From his hospital bed in London, Litvinenko told Felshtinsky, that he was sure Russia's FSB (successor to the KGB) had attempted to assassinate him on the direct orders of Russia's president Vladimir Putin. But Litvinenko was upbeat.
“In a few days,” he said, “I will be home. We will have time to talk later.”
But Litvinenko never left the hospital. Less than three weeks later, he died from the effects of exposure to polonium-210, and his passing made headlines around the world.
Litvinenko had been a KGB and then an FSB agent and left FSB after refusing an order to murder Russian billionaire Boris Berezovsky. As Felshtinsky writes:
“Alexander made his choice. He came to Berezovsky and told him about the order. He went public with his story at a press conference, declaring that some top generals of the FSB were definitely breaking the law and giving their junior officers illegal orders.”
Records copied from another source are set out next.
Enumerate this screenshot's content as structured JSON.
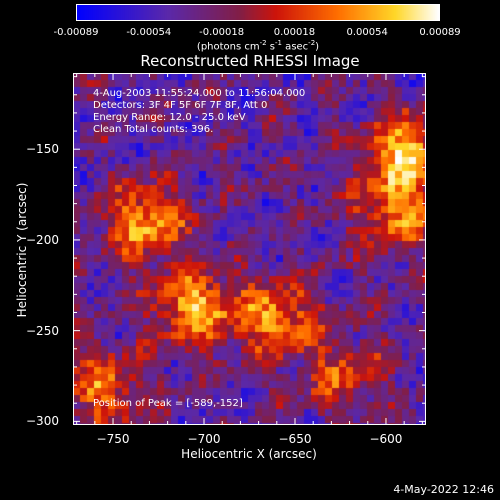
{
  "chart_data": {
    "type": "heatmap",
    "title": "Reconstructed RHESSI Image",
    "xlabel": "Heliocentric X (arcsec)",
    "ylabel": "Heliocentric Y (arcsec)",
    "xlim": [
      -772,
      -578
    ],
    "ylim": [
      -302,
      -108
    ],
    "xticks": [
      -750,
      -700,
      -650,
      -600
    ],
    "yticks": [
      -150,
      -200,
      -250,
      -300
    ],
    "colorbar": {
      "ticks": [
        "-0.00089",
        "-0.00054",
        "-0.00018",
        "0.00018",
        "0.00054",
        "0.00089"
      ],
      "range": [
        -0.00089,
        0.00089
      ],
      "label": "(photons cm-2 s-1 asec-2)"
    },
    "peak": {
      "x": -589,
      "y": -152
    },
    "bright_regions": [
      {
        "x": -705,
        "y": -237,
        "relative_value": 0.95
      },
      {
        "x": -732,
        "y": -190,
        "relative_value": 0.9
      },
      {
        "x": -660,
        "y": -243,
        "relative_value": 0.85
      },
      {
        "x": -589,
        "y": -152,
        "relative_value": 1.0
      },
      {
        "x": -595,
        "y": -185,
        "relative_value": 0.8
      },
      {
        "x": -755,
        "y": -282,
        "relative_value": 0.7
      },
      {
        "x": -623,
        "y": -275,
        "relative_value": 0.6
      }
    ]
  },
  "annotations": {
    "time_range": "4-Aug-2003 11:55:24.000 to 11:56:04.000",
    "detectors": "Detectors: 3F 4F 5F 6F 7F 8F, Att 0",
    "energy_range": "Energy Range: 12.0 - 25.0 keV",
    "method": "Clean    Total counts: 396.",
    "peak_position": "Position of Peak = [-589,-152]"
  },
  "timestamp": "4-May-2022 12:46"
}
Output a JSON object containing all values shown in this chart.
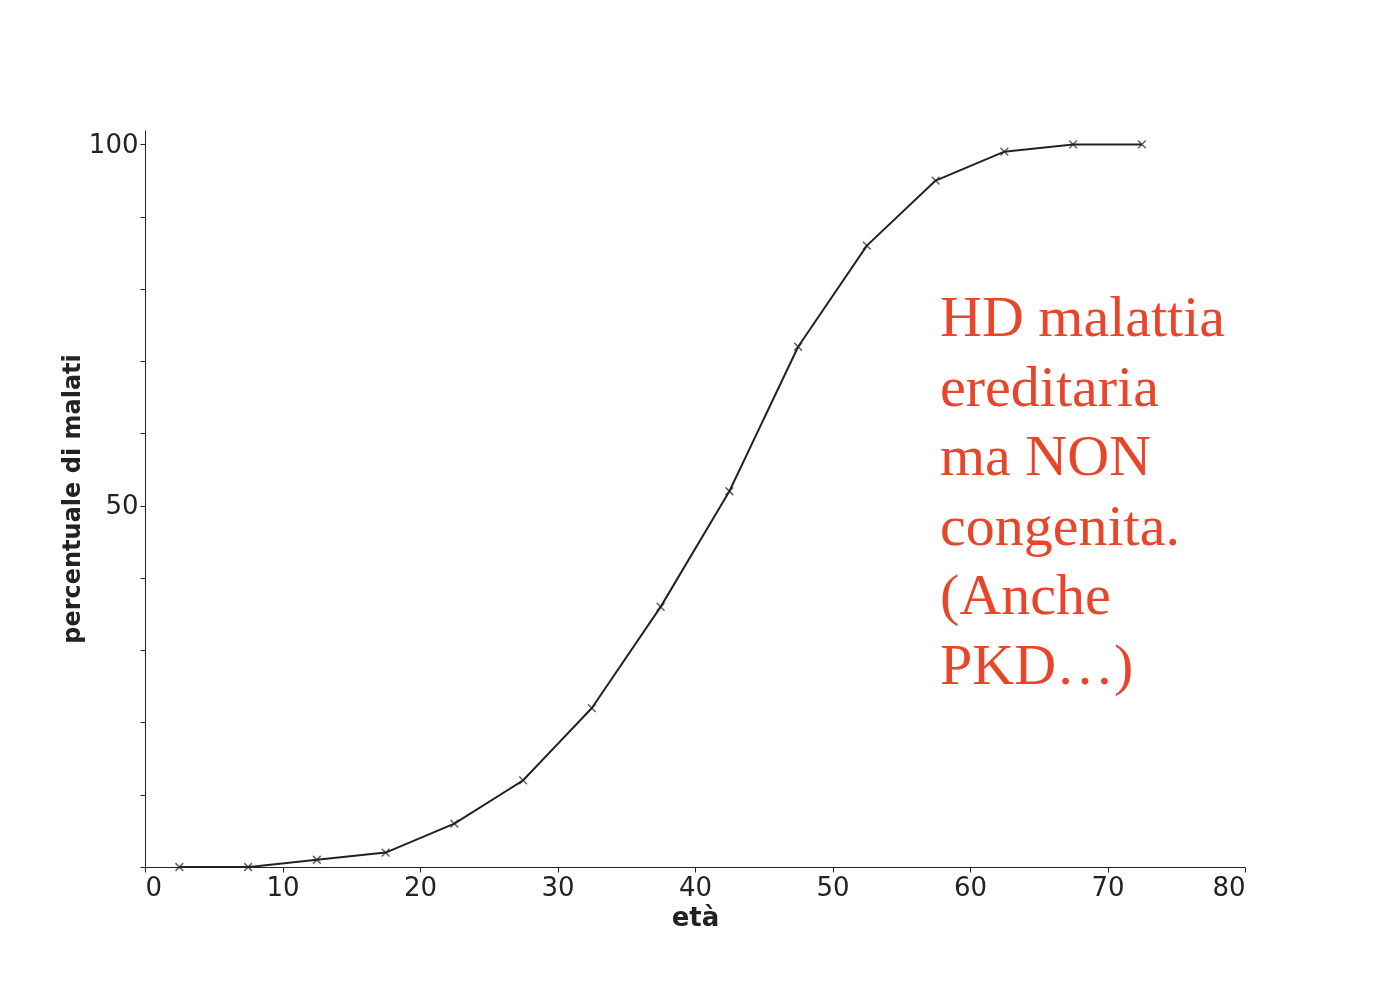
{
  "chart_data": {
    "type": "line",
    "xlabel": "età",
    "ylabel": "percentuale di malati",
    "x": [
      2.5,
      7.5,
      12.5,
      17.5,
      22.5,
      27.5,
      32.5,
      37.5,
      42.5,
      47.5,
      52.5,
      57.5,
      62.5,
      67.5,
      72.5
    ],
    "values": [
      0,
      0,
      1,
      2,
      6,
      12,
      22,
      36,
      52,
      72,
      86,
      95,
      99,
      100,
      100
    ],
    "color": "#222222",
    "marker": "cross",
    "line_style": "solid",
    "grid": false,
    "xlim": [
      0,
      80
    ],
    "xticks": [
      0,
      10,
      20,
      30,
      40,
      50,
      60,
      70,
      80
    ],
    "ylim": [
      0,
      102
    ],
    "yticks": [
      {
        "value": 0,
        "label": null
      },
      {
        "value": 10,
        "label": null
      },
      {
        "value": 20,
        "label": null
      },
      {
        "value": 30,
        "label": null
      },
      {
        "value": 40,
        "label": null
      },
      50,
      {
        "value": 60,
        "label": null
      },
      {
        "value": 70,
        "label": null
      },
      {
        "value": 80,
        "label": null
      },
      {
        "value": 90,
        "label": null
      },
      100
    ],
    "annotations": [
      "HD malattia\nereditaria\nma NON\ncongenita.\n(Anche\nPKD…)"
    ]
  }
}
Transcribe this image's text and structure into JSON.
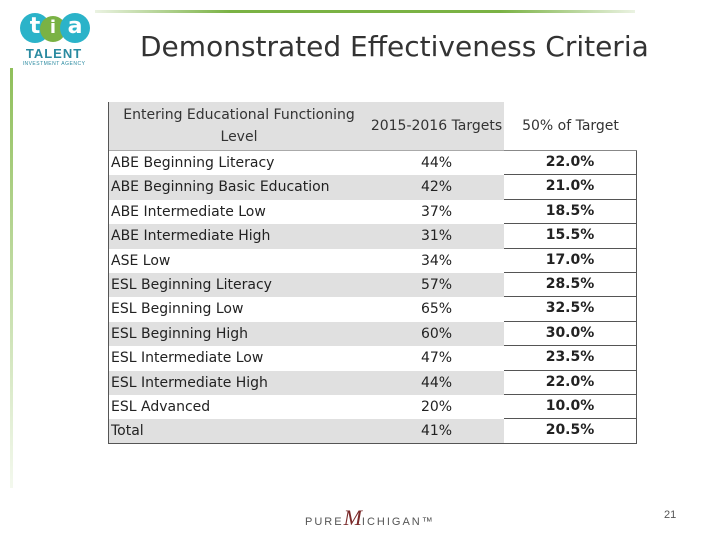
{
  "logo": {
    "letters": [
      "t",
      "i",
      "a"
    ],
    "word": "TALENT",
    "subtitle": "INVESTMENT AGENCY"
  },
  "title": "Demonstrated Effectiveness Criteria",
  "table": {
    "headers": {
      "category": "Entering Educational Functioning Level",
      "targets": "2015-2016 Targets",
      "half": "50% of Target"
    },
    "rows": [
      {
        "category": "ABE Beginning Literacy",
        "target": "44%",
        "half": "22.0%"
      },
      {
        "category": "ABE Beginning Basic Education",
        "target": "42%",
        "half": "21.0%"
      },
      {
        "category": "ABE Intermediate Low",
        "target": "37%",
        "half": "18.5%"
      },
      {
        "category": "ABE Intermediate High",
        "target": "31%",
        "half": "15.5%"
      },
      {
        "category": "ASE Low",
        "target": "34%",
        "half": "17.0%"
      },
      {
        "category": "ESL Beginning Literacy",
        "target": "57%",
        "half": "28.5%"
      },
      {
        "category": "ESL Beginning Low",
        "target": "65%",
        "half": "32.5%"
      },
      {
        "category": "ESL Beginning High",
        "target": "60%",
        "half": "30.0%"
      },
      {
        "category": "ESL Intermediate Low",
        "target": "47%",
        "half": "23.5%"
      },
      {
        "category": "ESL Intermediate High",
        "target": "44%",
        "half": "22.0%"
      },
      {
        "category": "ESL Advanced",
        "target": "20%",
        "half": "10.0%"
      },
      {
        "category": "Total",
        "target": "41%",
        "half": "20.5%"
      }
    ]
  },
  "footer": {
    "brand_left": "PURE",
    "brand_m": "M",
    "brand_right": "ICHIGAN™",
    "page_number": "21"
  },
  "colors": {
    "accent_green": "#7ab244",
    "accent_teal": "#2bb3c9",
    "header_gray": "#e0e0e0"
  }
}
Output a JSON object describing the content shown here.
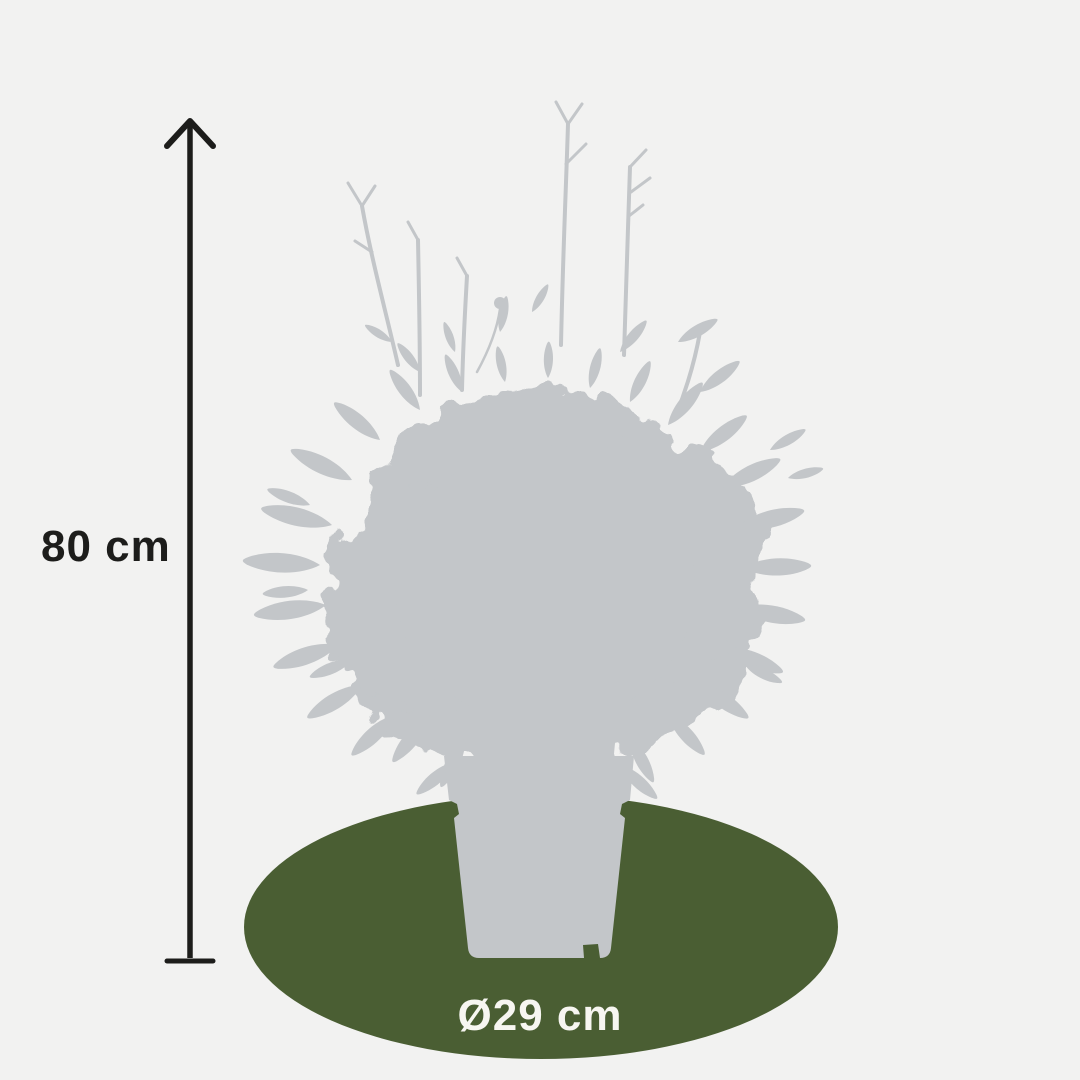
{
  "figure": {
    "description": "product dimension illustration of a potted bamboo plant silhouette",
    "height_label": "80 cm",
    "diameter_label": ")29 cm",
    "diameter_label_text": "Ø29 cm"
  },
  "labels": {
    "height": "80 cm",
    "diameter": "Ø29 cm"
  },
  "icons": {
    "height_arrow": "up-arrow-with-base-bar",
    "diameter_symbol": "Ø (slashed circle, diameter sign)"
  },
  "colors": {
    "background": "#f2f2f1",
    "silhouette": "#c3c6c9",
    "disc_green": "#4a5e33",
    "measure_black": "#1d1d1b",
    "diameter_text": "#f7f6f1"
  }
}
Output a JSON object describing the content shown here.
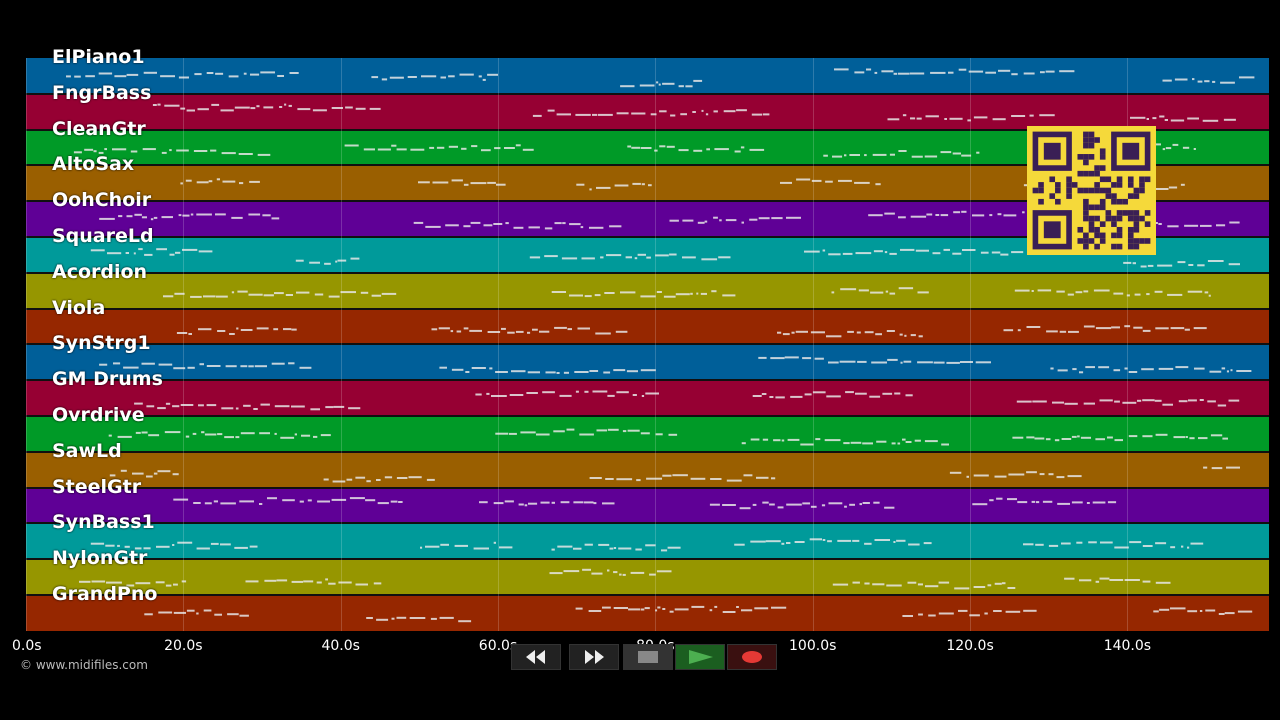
{
  "tracks": [
    {
      "name": "ElPiano1",
      "color": "#005f99"
    },
    {
      "name": "FngrBass",
      "color": "#960033"
    },
    {
      "name": "CleanGtr",
      "color": "#009a27"
    },
    {
      "name": "AltoSax",
      "color": "#9a5f00"
    },
    {
      "name": "OohChoir",
      "color": "#5f0096"
    },
    {
      "name": "SquareLd",
      "color": "#009a9a"
    },
    {
      "name": "Acordion",
      "color": "#969600"
    },
    {
      "name": "Viola",
      "color": "#962700"
    },
    {
      "name": "SynStrg1",
      "color": "#005f99"
    },
    {
      "name": "GM Drums",
      "color": "#960033"
    },
    {
      "name": "Ovrdrive",
      "color": "#009a27"
    },
    {
      "name": "SawLd",
      "color": "#9a5f00"
    },
    {
      "name": "SteelGtr",
      "color": "#5f0096"
    },
    {
      "name": "SynBass1",
      "color": "#009a9a"
    },
    {
      "name": "NylonGtr",
      "color": "#969600"
    },
    {
      "name": "GrandPno",
      "color": "#962700"
    }
  ],
  "timeline": {
    "max_seconds": 158,
    "ticks": [
      "0.0s",
      "20.0s",
      "40.0s",
      "60.0s",
      "80.0s",
      "100.0s",
      "120.0s",
      "140.0s"
    ],
    "tick_values": [
      0,
      20,
      40,
      60,
      80,
      100,
      120,
      140
    ]
  },
  "copyright": "© www.midifiles.com",
  "controls": {
    "rewind_icon": "rewind-icon",
    "fast_forward_icon": "fast-forward-icon",
    "stop_icon": "stop-icon",
    "play_icon": "play-icon",
    "record_icon": "record-icon",
    "play_color": "#4caf50",
    "record_color": "#e53935"
  },
  "qr_code": {
    "color": "#f5d93a",
    "icon": "qr-code-icon"
  }
}
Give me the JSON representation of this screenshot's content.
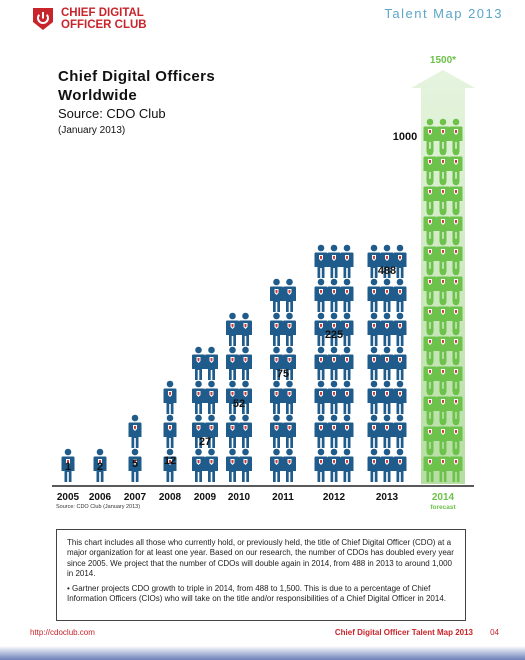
{
  "header": {
    "logo_line1": "CHIEF DIGITAL",
    "logo_line2": "OFFICER CLUB",
    "title": "Talent Map 2013",
    "brand_color": "#c8242b",
    "header_color": "#5aa7c8"
  },
  "chart_data": {
    "type": "bar",
    "title": "Chief Digital Officers Worldwide",
    "subtitle": "Source: CDO Club",
    "date": "(January 2013)",
    "categories": [
      "2005",
      "2006",
      "2007",
      "2008",
      "2009",
      "2010",
      "2011",
      "2012",
      "2013",
      "2014"
    ],
    "values": [
      1,
      2,
      5,
      12,
      27,
      52,
      75,
      225,
      488,
      1000
    ],
    "value_labels": [
      "1",
      "2",
      "5",
      "12",
      "27",
      "52",
      "75",
      "225",
      "488",
      "1000"
    ],
    "forecast": {
      "category": "2014",
      "label": "forecast",
      "value": 1500,
      "value_label": "1500*",
      "color": "#6cc24a"
    },
    "series": [
      {
        "values": [
          1,
          2,
          5,
          12,
          27,
          52,
          75,
          225,
          488,
          1000
        ]
      }
    ],
    "series_color": "#1f5c8b",
    "icon": "person-icon",
    "source_note": "Source: CDO Club (January 2013)",
    "xlabel": "",
    "ylabel": ""
  },
  "info": {
    "paragraph": "This chart includes all those who currently hold, or previously held, the title of Chief Digital Officer (CDO) at a major organization for at least one year. Based on our research, the number of CDOs has doubled every year since 2005. We project that the number of CDOs will double again in 2014, from 488 in 2013 to around 1,000 in 2014.",
    "bullet": "• Gartner projects CDO growth to triple in 2014, from 488 to 1,500. This is due to a percentage of Chief Information Officers (CIOs) who will take on the title and/or responsibilities of a Chief Digital Officer in 2014."
  },
  "footer": {
    "url": "http://cdoclub.com",
    "title": "Chief Digital Officer Talent Map 2013",
    "page": "04"
  }
}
He writes of his late friend that the athletic Litvinenko was a rare sort of Russian in that he neither smoked nor drank, and because he was a courageous, outspoken opponent of the Putin regime. Together they began to compare notes and write the book that became Blowing Up Russia, the story of the way Putin and the FSB are brutalizing not just terrorist rebels in Chechnya but decent citizens in Russia as well.
Putin, you'll recall, was the man about whom George W. Bush said: “I looked the man in the eye. I found him to be very straightforward and trustworthy.... I was able to get a sense of his soul.”